Hackers who attacked network and security giant Cloudflare and password manager maker 1Password were those who recently breached American identity and access management company, Okta.
According to blog posts, Both Cloudflare and 1Password said their recent intrusions were linked to those responsible for the Okta breach, but stated that the incidents did not affect their customer systems or user data.
According to 1Password Chief Technology Officer, Pedro Canahuati, in a blog post, said upon confirmation that the attack was a result of Okta’s support system breach the activity was immediately terminated.
“Upon termination of the activity, we investigated, and found no compromise of user data or other sensitive systems, either employee-facing or user-facing.”
Okta, on Friday said that hackers had broken into its customer support unit and stole files uploaded by its customers for diagnosing technical problems.
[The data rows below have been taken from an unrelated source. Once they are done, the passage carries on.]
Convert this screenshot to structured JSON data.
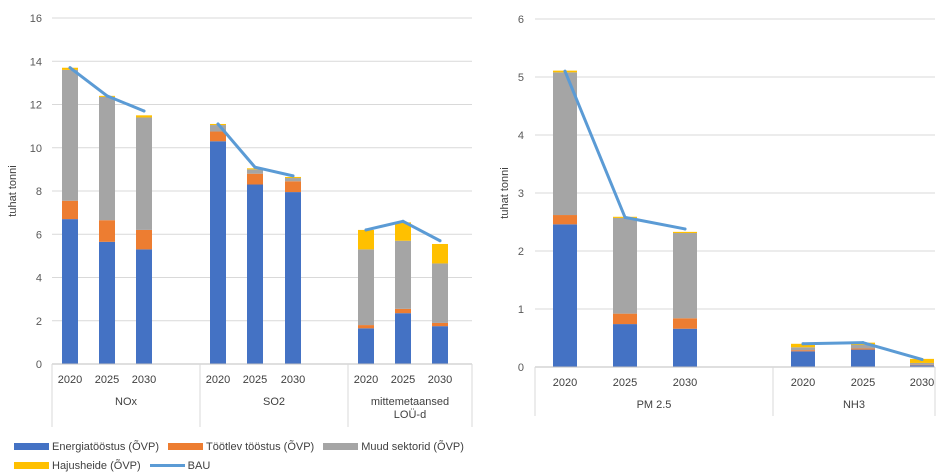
{
  "chart_data": [
    {
      "type": "bar",
      "stacked": true,
      "ylabel": "tuhat tonni",
      "ylim": [
        0,
        16
      ],
      "yticks": [
        0,
        2,
        4,
        6,
        8,
        10,
        12,
        14,
        16
      ],
      "groups": [
        {
          "label": "NOx",
          "categories": [
            "2020",
            "2025",
            "2030"
          ]
        },
        {
          "label": "SO2",
          "categories": [
            "2020",
            "2025",
            "2030"
          ]
        },
        {
          "label": "mittemetaansed LOÜ-d",
          "categories": [
            "2020",
            "2025",
            "2030"
          ]
        }
      ],
      "series": [
        {
          "name": "Energiatööstus (ÕVP)",
          "color": "#4472C4",
          "values": [
            6.7,
            5.65,
            5.3,
            10.3,
            8.3,
            7.95,
            1.65,
            2.35,
            1.75
          ]
        },
        {
          "name": "Töötlev tööstus (ÕVP)",
          "color": "#ED7D31",
          "values": [
            0.85,
            1.0,
            0.9,
            0.45,
            0.5,
            0.5,
            0.15,
            0.2,
            0.15
          ]
        },
        {
          "name": "Muud sektorid (ÕVP)",
          "color": "#A5A5A5",
          "values": [
            6.05,
            5.7,
            5.2,
            0.3,
            0.2,
            0.15,
            3.5,
            3.15,
            2.75
          ]
        },
        {
          "name": "Hajusheide (ÕVP)",
          "color": "#FFC000",
          "values": [
            0.1,
            0.05,
            0.1,
            0.05,
            0.05,
            0.05,
            0.9,
            0.85,
            0.9
          ]
        }
      ],
      "bau": {
        "name": "BAU",
        "color": "#5B9BD5",
        "values": [
          13.7,
          12.4,
          11.7,
          11.1,
          9.1,
          8.7,
          6.2,
          6.6,
          5.7
        ]
      }
    },
    {
      "type": "bar",
      "stacked": true,
      "ylabel": "tuhat tonni",
      "ylim": [
        0,
        6
      ],
      "yticks": [
        0,
        1,
        2,
        3,
        4,
        5,
        6
      ],
      "groups": [
        {
          "label": "PM 2.5",
          "categories": [
            "2020",
            "2025",
            "2030"
          ]
        },
        {
          "label": "NH3",
          "categories": [
            "2020",
            "2025",
            "2030"
          ]
        }
      ],
      "series": [
        {
          "name": "Energiatööstus (ÕVP)",
          "color": "#4472C4",
          "values": [
            2.46,
            0.74,
            0.66,
            0.27,
            0.3,
            0.03
          ]
        },
        {
          "name": "Töötlev tööstus (ÕVP)",
          "color": "#ED7D31",
          "values": [
            0.16,
            0.18,
            0.18,
            0.02,
            0.02,
            0.01
          ]
        },
        {
          "name": "Muud sektorid (ÕVP)",
          "color": "#A5A5A5",
          "values": [
            2.46,
            1.65,
            1.47,
            0.05,
            0.06,
            0.03
          ]
        },
        {
          "name": "Hajusheide (ÕVP)",
          "color": "#FFC000",
          "values": [
            0.03,
            0.02,
            0.02,
            0.06,
            0.04,
            0.07
          ]
        }
      ],
      "bau": {
        "name": "BAU",
        "color": "#5B9BD5",
        "values": [
          5.1,
          2.58,
          2.38,
          0.4,
          0.42,
          0.13
        ]
      }
    }
  ],
  "legend": [
    {
      "name": "Energiatööstus (ÕVP)",
      "color": "#4472C4",
      "kind": "bar"
    },
    {
      "name": "Töötlev tööstus (ÕVP)",
      "color": "#ED7D31",
      "kind": "bar"
    },
    {
      "name": "Muud sektorid (ÕVP)",
      "color": "#A5A5A5",
      "kind": "bar"
    },
    {
      "name": "Hajusheide (ÕVP)",
      "color": "#FFC000",
      "kind": "bar"
    },
    {
      "name": "BAU",
      "color": "#5B9BD5",
      "kind": "line"
    }
  ]
}
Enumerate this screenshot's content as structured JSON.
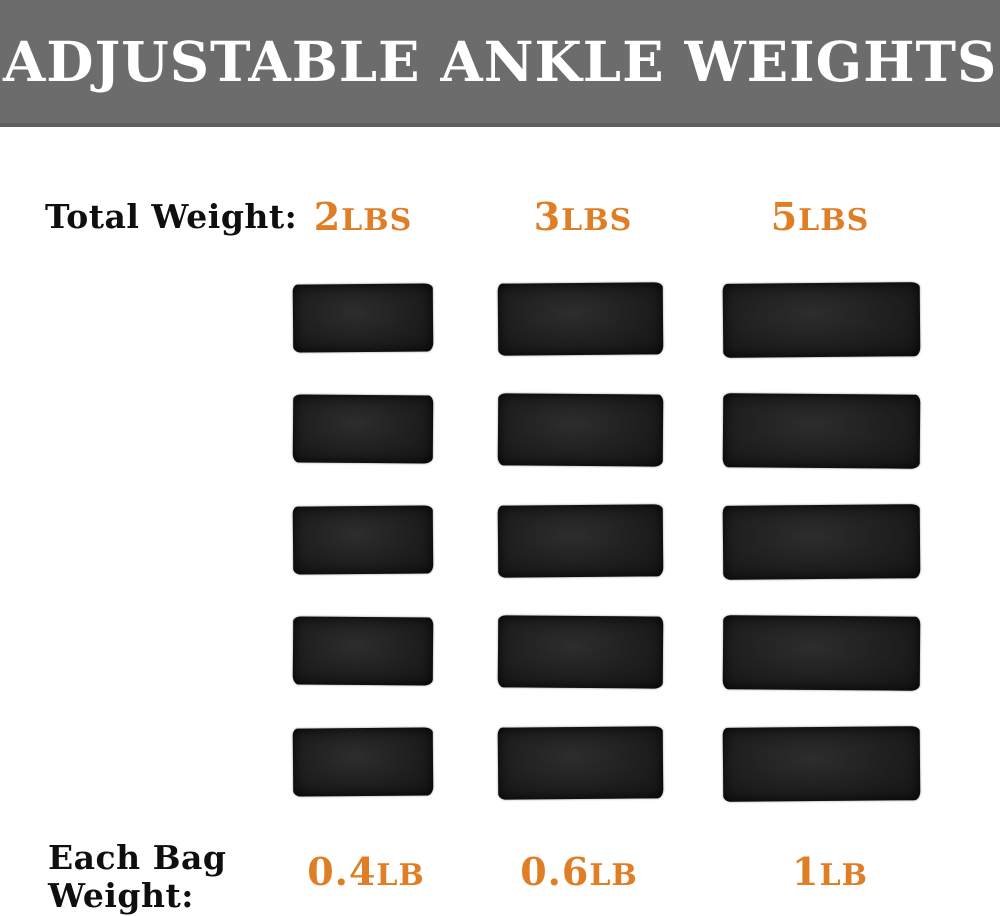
{
  "banner": {
    "title": "ADJUSTABLE ANKLE WEIGHTS",
    "bg_color": "#6C6C6C",
    "text_color": "#FFFFFF"
  },
  "table": {
    "total_weight_label": "Total Weight:",
    "each_bag_label_line1": "Each Bag",
    "each_bag_label_line2": "Weight:",
    "accent_color": "#E07E26",
    "rows_per_column": 5,
    "bag_photo": "black-ankle-weight-sand-bag",
    "columns": [
      {
        "total_num": "2",
        "total_unit": "LBS",
        "bag_num": "0.4",
        "bag_unit": "LB"
      },
      {
        "total_num": "3",
        "total_unit": "LBS",
        "bag_num": "0.6",
        "bag_unit": "LB"
      },
      {
        "total_num": "5",
        "total_unit": "LBS",
        "bag_num": "1",
        "bag_unit": "LB"
      }
    ]
  }
}
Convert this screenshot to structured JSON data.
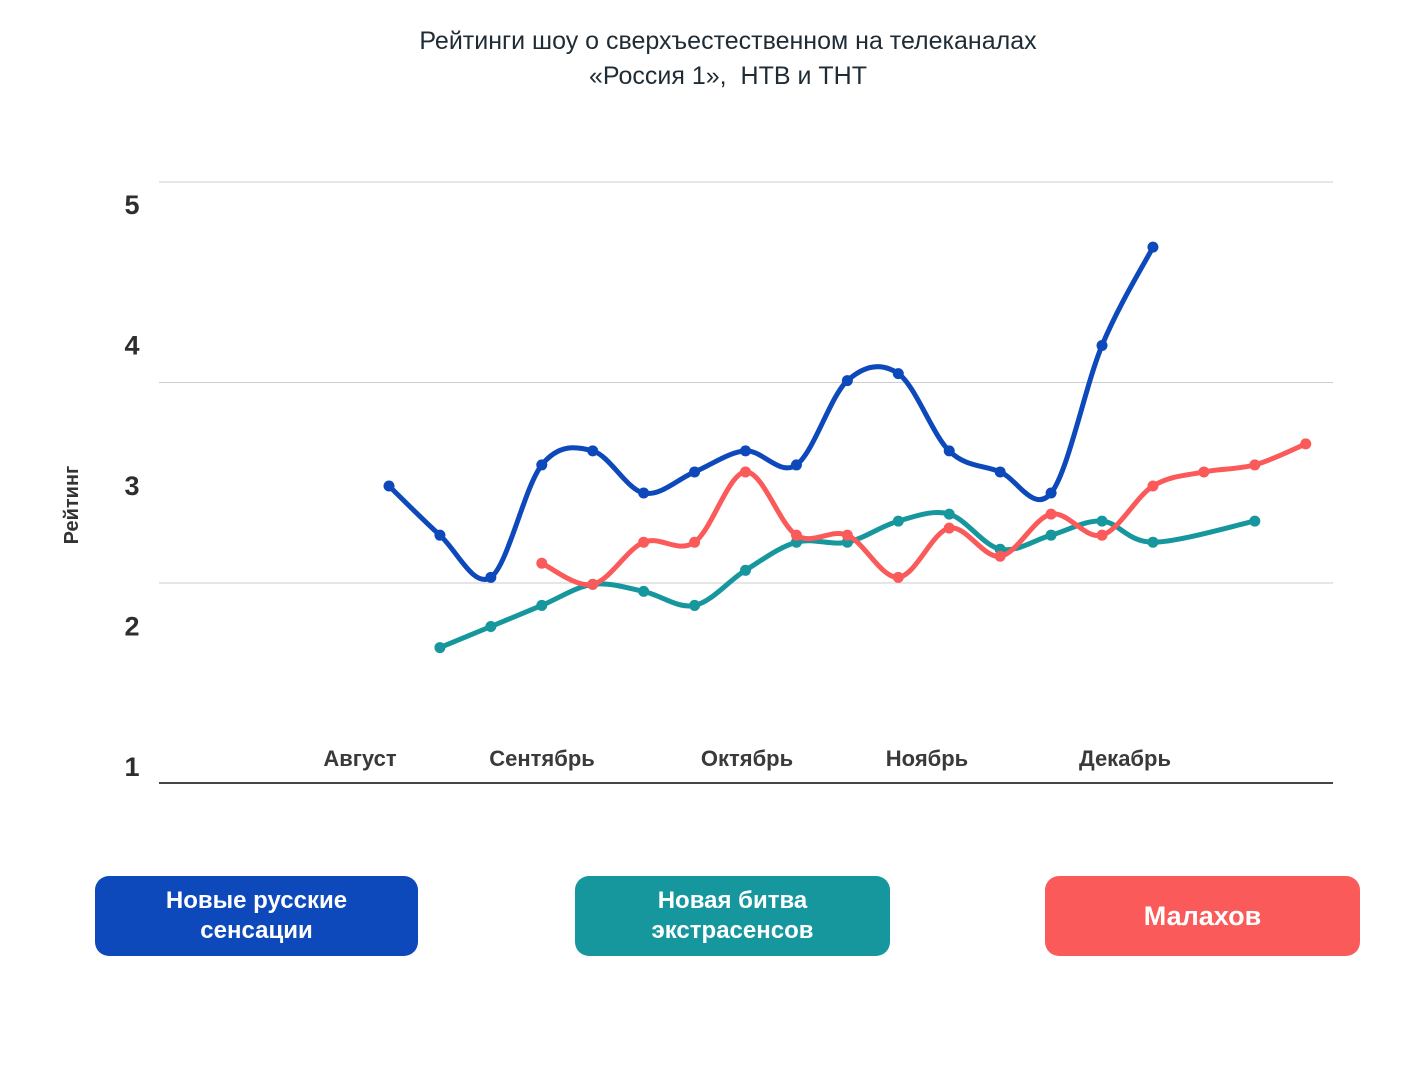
{
  "title": {
    "line1": "Рейтинги шоу о сверхъестественном на телеканалах",
    "line2": "«Россия 1»,  НТВ и ТНТ"
  },
  "chart_data": {
    "type": "line",
    "title": "Рейтинги шоу о сверхъестественном на телеканалах «Россия 1», НТВ и ТНТ",
    "xlabel": "",
    "ylabel": "Рейтинг",
    "ylim": [
      1,
      5
    ],
    "y_ticks": [
      5,
      4,
      3,
      2,
      1
    ],
    "x_unit": "week",
    "weeks": [
      1,
      2,
      3,
      4,
      5,
      6,
      7,
      8,
      9,
      10,
      11,
      12,
      13,
      14,
      15,
      16,
      17,
      18,
      19
    ],
    "x_tick_labels": [
      "Август",
      "Сентябрь",
      "Октябрь",
      "Ноябрь",
      "Декабрь"
    ],
    "grid": "horizontal",
    "legend_position": "bottom",
    "series": [
      {
        "name": "Новые русские сенсации",
        "channel_color": "#0d49ba",
        "values": [
          3.0,
          2.65,
          2.35,
          3.15,
          3.25,
          2.95,
          3.1,
          3.25,
          3.15,
          3.75,
          3.8,
          3.25,
          3.1,
          2.95,
          4.0,
          4.7,
          null,
          null,
          null
        ]
      },
      {
        "name": "Новая битва экстрасенсов",
        "channel_color": "#16969d",
        "values": [
          null,
          1.85,
          2.0,
          2.15,
          2.3,
          2.25,
          2.15,
          2.4,
          2.6,
          2.6,
          2.75,
          2.8,
          2.55,
          2.65,
          2.75,
          2.6,
          null,
          2.75,
          null
        ]
      },
      {
        "name": "Малахов",
        "channel_color": "#fa5b5a",
        "values": [
          null,
          null,
          null,
          2.45,
          2.3,
          2.6,
          2.6,
          3.1,
          2.65,
          2.65,
          2.35,
          2.7,
          2.5,
          2.8,
          2.65,
          3.0,
          3.1,
          3.15,
          3.3
        ]
      }
    ]
  },
  "legend": {
    "buttons": [
      {
        "label": "Новые русские сенсации",
        "color": "#0d49ba"
      },
      {
        "label": "Новая битва экстрасенсов",
        "color": "#16969d"
      },
      {
        "label": "Малахов",
        "color": "#fa5b5a"
      }
    ]
  }
}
The files include browser recording sessions containing sensitive user credentials such as cookies and session tokens.

In a report detailing the security incident, 1Password said the hackers used a session token from a file that had been uploaded by a member of the IT team earlier on Frifrday to Okta’s support unit system for troubleshooting. The session token allowed the hackers to use the IT member’s account without needing their password or two-factor code, granting the hacker limited access to 1Password’s Okta dashboard.
1Password said the incident occurred on September 29, two weeks before Okta went public with details of the incident.
Cloudflare also confirmed in a blog post on Friday that hackers also targeted its systems using a session token stolen from Okta’s support unit. Cloudflare’s chief information security officer Grant Bourzikas said Cloudflare’s incident, which began on October 18, resulted in “no access from the threat actor to any of our systems or data,” in large part because Cloudflare uses hardware security keys that evade phishing attacks.
Security company BeyondTrust said it was also affected by Okta’s breach, but that it also quickly shut down its intrusion. In a blog post, BeyondTrust said it notified Okta of the incident on October 2. The company however accused Okta of not acknowledging the breach for almost three weeks.
Okta’s stock price dropped more than 11% on Friday — wiping at least $2 billion off the company’s value — following news of the breach, which was first reported by security journalist Brian Krebs.